Monday, September 27, 2010

Learning to learn about learning...

Besides geology, I am also finding that I'm learning a lot about my own learning style this time around. I've found that to feel comfortable with the subject matter, I have been asking myself (and quite often my professors) questions related to the subject at hand, but not necessarily related to the required material for the course.

I think this started because I realized, if I do someday succeed at becoming a science teacher, unless I teach the same exact courses that I'm taking now, I'll need to understand molecules, igneous rocks, plate tectonics, or whatever on their own, and not just how they fit in with one particular course's narrative. I want to cover all the bases, "build a fence around" the material, so to speak.

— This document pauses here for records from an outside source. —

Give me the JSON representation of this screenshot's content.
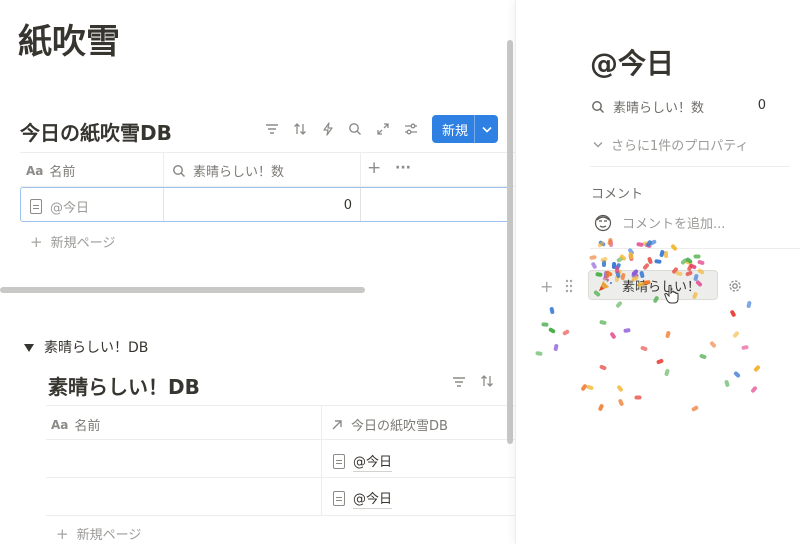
{
  "page": {
    "title": "紙吹雪"
  },
  "db1": {
    "title": "今日の紙吹雪DB",
    "new_label": "新規",
    "columns": [
      {
        "icon": "Aa",
        "label": "名前"
      },
      {
        "icon": "search-icon",
        "label": "素晴らしい！数"
      }
    ],
    "add_col": "+",
    "more": "···",
    "rows": [
      {
        "name": "@今日",
        "value": "0"
      }
    ],
    "new_page": "新規ページ"
  },
  "db2": {
    "toggle_label": "素晴らしい！DB",
    "title": "素晴らしい！DB",
    "columns": [
      {
        "icon": "Aa",
        "label": "名前"
      },
      {
        "icon": "arrow-up-right-icon",
        "label": "今日の紙吹雪DB"
      }
    ],
    "rows": [
      {
        "name": "",
        "relation": "@今日"
      },
      {
        "name": "",
        "relation": "@今日"
      }
    ],
    "new_page": "新規ページ"
  },
  "panel": {
    "title": "@今日",
    "property_label": "素晴らしい！数",
    "property_value": "0",
    "more_props": "さらに1件のプロパティ",
    "comment_heading": "コメント",
    "comment_placeholder": "コメントを追加...",
    "button_label": "素晴らしい！"
  },
  "colors": {
    "accent": "#2f80e3",
    "confetti": [
      "#e8473f",
      "#f2b632",
      "#3a7bd5",
      "#4cae4c",
      "#f07a2e",
      "#8a5bd6",
      "#e24a8d"
    ]
  }
}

Then I realized that I was asking extra questions really to feel confident in my own knowledge of the material.  I'd like to know, for example, not just that magma plutons form, or even how, but also WHY. On the one hand, I am giving myself more work, digging deeper like this, but on the other, this way it's less about memorizing the shapes and names of random, otherwise unrelated things, and more about thinking through the systems and processes we're talking about. I have found that for me, a subject is actually easier to recall given a foundation of knowledge beneath it. 

1 comment:

  1. Gracious, don't infect the others! Who knows where this sort of broad inquiry-based approach to learning will lead? You're not trying to erode professorial authority, are you? So I guess you're too good for being passively spoon-fed random factoids now, eh? Well, fine, seek deeper understanding if you insist. Just don't expect it to be on the exam.